I have long been fond of Open Source solutions, often choosing Open Source over other commercial alternatives for my own use. One reason for this is purely financial: I simply cannot afford a personal copy of photoshop or windows server. So I use The Gimp and Linux.
Now that I am searching for a solution in a corporate environment, needs change. The company will pay for whatever solution I choose.
In particular, I am looking for a future-proof replacement for a bunch of Oracle Forms and Reports. I was initially considering following Oracle’s recommended migration path – switching to Oracle Application Server using Oracle’s java Application Development Framework.

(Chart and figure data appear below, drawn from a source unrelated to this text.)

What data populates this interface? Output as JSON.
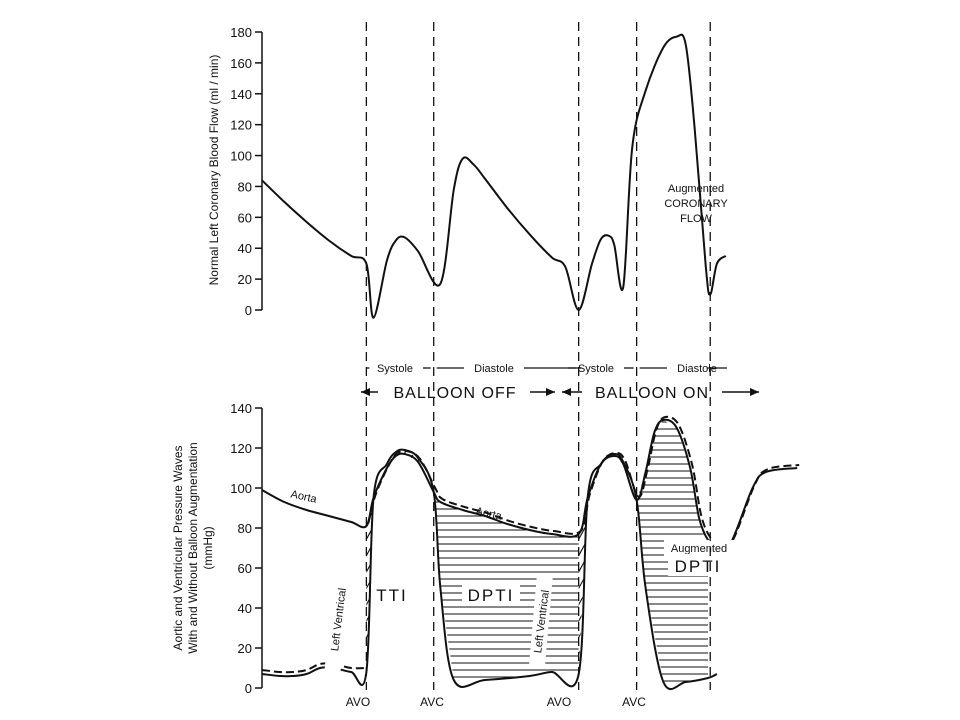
{
  "chart_data": [
    {
      "type": "line",
      "ylabel": "Normal Left Coronary Blood Flow (ml / min)",
      "ylim": [
        0,
        180
      ],
      "yticks": [
        0,
        20,
        40,
        60,
        80,
        100,
        120,
        140,
        160,
        180
      ],
      "series": [
        {
          "x": [
            0,
            0.5,
            1.0,
            1.5,
            2.0,
            2.34,
            2.5,
            2.8,
            3.0,
            3.2,
            3.5,
            4.0,
            4.3,
            4.5,
            4.75,
            5.0,
            5.5,
            6.0,
            6.5,
            6.8,
            7.1,
            7.4,
            7.6,
            7.78,
            7.9,
            8.1,
            8.3,
            8.6,
            9.0,
            9.3,
            9.5,
            9.7,
            9.95,
            10.05,
            10.2,
            10.4
          ],
          "values": [
            84,
            70,
            57,
            45,
            35,
            30,
            -5,
            32,
            45,
            47,
            38,
            17,
            78,
            98,
            94,
            85,
            66,
            49,
            34,
            28,
            0,
            30,
            46,
            48,
            42,
            15,
            105,
            142,
            170,
            177,
            172,
            118,
            28,
            10,
            30,
            35
          ]
        }
      ],
      "annotation": [
        "Augmented",
        "CORONARY",
        "FLOW"
      ]
    },
    {
      "type": "line",
      "ylabel": [
        "Aortic and Ventricular Pressure Waves",
        "With and Without Balloon Augmentation",
        "(mmHg)"
      ],
      "ylim": [
        0,
        140
      ],
      "yticks": [
        0,
        20,
        40,
        60,
        80,
        100,
        120,
        140
      ],
      "series": [
        {
          "name": "Aorta",
          "x": [
            0,
            0.5,
            1.0,
            1.5,
            2.0,
            2.34,
            2.5,
            2.8,
            3.0,
            3.2,
            3.5,
            3.85,
            4.0,
            4.5,
            5.0,
            5.5,
            6.0,
            6.5,
            7.1,
            7.3,
            7.6,
            7.9,
            8.1,
            8.4,
            8.6,
            8.8,
            9.0,
            9.3,
            9.6,
            9.8,
            10.0,
            10.2,
            10.5,
            11.0,
            11.3,
            12.0
          ],
          "values": [
            99,
            93,
            89,
            86,
            83,
            81,
            95,
            110,
            116,
            117,
            113,
            98,
            93,
            89,
            86,
            82,
            79,
            77,
            77,
            95,
            112,
            116,
            112,
            94,
            108,
            128,
            134,
            130,
            110,
            85,
            74,
            71,
            72,
            100,
            108,
            110
          ]
        },
        {
          "name": "Left Ventricle",
          "x": [
            0,
            0.4,
            0.7,
            1.0,
            1.3,
            1.6,
            2.0,
            2.34,
            2.5,
            2.8,
            3.0,
            3.2,
            3.5,
            3.85,
            4.0,
            4.3,
            5.0,
            6.0,
            6.5,
            7.1,
            7.3,
            7.6,
            7.9,
            8.1,
            8.4,
            8.6,
            9.0,
            9.5,
            10.0,
            10.2
          ],
          "values": [
            7,
            6,
            6,
            7,
            10,
            10,
            8,
            8,
            95,
            112,
            118,
            119,
            115,
            98,
            50,
            4,
            4,
            6,
            8,
            7,
            95,
            112,
            117,
            113,
            94,
            50,
            3,
            3,
            5,
            7
          ]
        }
      ],
      "regions": [
        "TTI",
        "DPTI",
        "Augmented",
        "DPTI"
      ],
      "curve_labels": [
        "Aorta",
        "Aorta",
        "Left Ventrical",
        "Left Ventrical"
      ],
      "markers": [
        "AVO",
        "AVC",
        "AVO",
        "AVC"
      ],
      "phases": {
        "row1": [
          "Systole",
          "Diastole",
          "Systole",
          "Diastole"
        ],
        "row2": [
          "BALLOON OFF",
          "BALLOON ON"
        ]
      },
      "phase_boundaries_x": [
        2.34,
        3.85,
        7.1,
        8.4,
        10.05
      ]
    }
  ]
}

Until I saw the licensing and support costs…
For what we need, the cost is outrageous. The fact that we have to pay a full licensing cost for the dev and production environments is unreasonable.
So I have started looking into other free or Open Source alternatives. JBoss and Geronimo are the two main Open source app servers, but there is no clear winner, nor any decent comparisons other than pseudo-religious GPL vs Apache licensing debates. I need something that will be easy to manage and diagnose. As a relative Java newbie, ease of use is the most important feature.
If I choose a commercial solution, I will undoubtedly get some kind of support from the manufacturer. After having worked with Oracle’s Global support services for two years, I can confidently declare that it is not worth $8,800 / CPU / year (and that is just the database).
But if I choose an open-source solution, I am on my own if something breaks… sort-of.
Oracle’s database is robust and feature-packed, but not if you don’t have access to Metalink (Oracle’s paid support site). Following the publicly available documentation will often run you into bugs. For example, if you try to install Grid Control on a SuSE machine, it will invariably fail if you have any environment variables with spaces, semicolons, percents or other strange characters. This information is only available through Metalink.
Searching the internet will usually not get you any better info about Oracle, because all the support info is hidden in a very expensive support site.
In the case of Open Source software – such as MySQL – all that support information is on the internet. MySQL has a paid support site, but it is generally less useful than newsgroups or forums.
My point is that with commercial software, there isn’t much support on the internet because not as many people use it, and those that do only deal with the software vendor for support. Additionally, the software vendor may consider support proprietary information, and not allow it on the internet. The only option is to pay for support.
With Open Source software, most people look to the internet for support, therefore making most solutions available to the public free of charge.
I still have not made up my mind, but I believe that ultimately free software will provide a significant cost savings.